I feel similarly about marriage. Frankly, in the world where I am philosopher-king, there would be no state-recognized marriages. 'Marriage' would be a purely social bond, which people could enter into or not enter into as they saw fit, in whatever configurations they felt appropriate. Simultaneously, the state would allow people to formally establish family relationships (among couples raising children, friends collectively supporting each other, siblings caring for an elderly parent, etc) which would provide for legal rights such as hospital visitation, tax benefits for providing unpaid caring work, rights of survivorship, etc. Being 'married' would be one thing. Being a legal unit would be another.
I don't get to be philosopher-king, so that's not how it works. But, even in this world, marriage isn't the battle I would put first of all my queer rights. I'd rather we were fighting harder for non-discrimination legislation, for the inclusion of material on LGBT issues in educational institutions, to make it easier for trans people to legally transition, and for rights to adoption and parenthood. And, frankly, I am married--I've got the white dress and the credit card debt to prove it, and anybody who tries to tell me I'm not is both empirically wrong and a douche of epic proportions, as far as I'm concerned.
And yet, it rankles whenever I look at my "legal docs" file, and realize that I have to have a will, a power of attorney, a health care proxy, and a living will to give my wife the same rights that straight couples get merely for registering their relationship. It rankles when I say "my wife" and people respond "your partner." (No disrespect to the many same-sex and opposite-sex couples I know who use partner; I think it's a good word. It's just not mine.) And, yes, it rankles that if I were an infertile man, my name would be on my son's birth certificate as his father even though he was conceived with donor sperm, but because I'm a woman I had to drop thousands of dollars and collect letters of reference to earn the right to be his legal parent.
The insult to me, and to thousands of queers like and unlike me, is enough that it's worth fighting for. And the massive insult that the Republican caucus can't even decide to bring this to a vote--and that thousands of people are mobilized to condemn my relationship--well, that makes me want to get a big angry sign and go yell at somebody, long and loud.
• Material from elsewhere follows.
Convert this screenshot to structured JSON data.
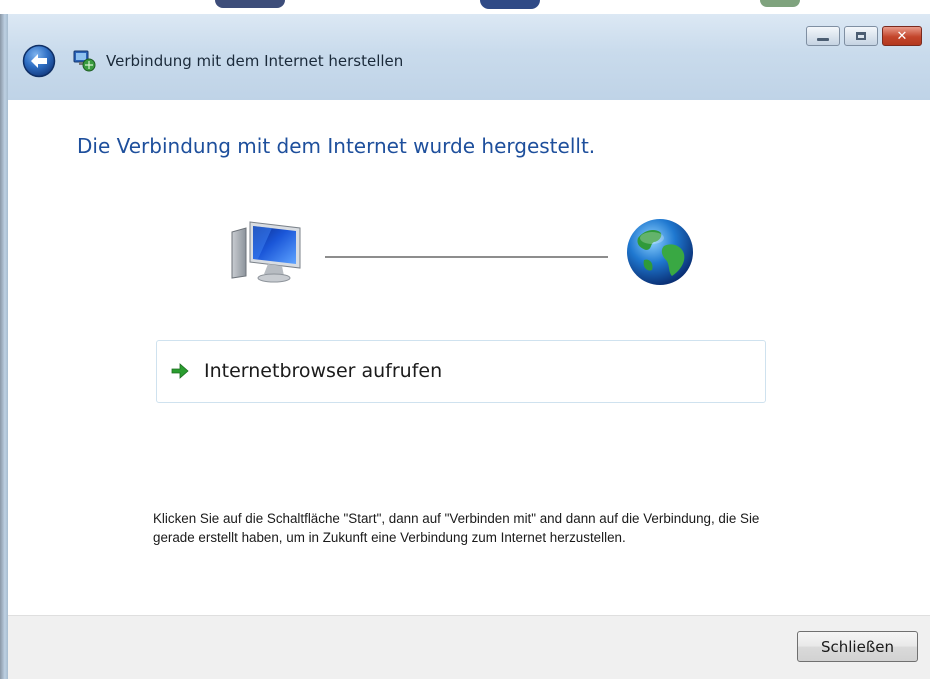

The deep political insight here is the one that Axel Honneth makes so clearly in his work--that the vast majority of injustices that people experience are injustices based in misrecognition, the sense that something crucial and important about yourself is being disregarded, misinterpreted, or silenced in social interactions. And the more daily one is that disrespect is a key experience of being an oppressed group within a society. Symbolic victories are real, because they undo this disrespect, and counter with the sort of recognition that make societies possible.
So, yes, I'm cheering for the women in Saudi who are driving through the streets, and hoping for their safety. Yes, I'm dropping emails to state senators, bombarding my poor Facebook friends with action links, and endlessly refreshing New York 1's website. Because symbolic rights are rights nonetheless, and we all deserve them.
And you know if the law passes, my ass is getting married. Again.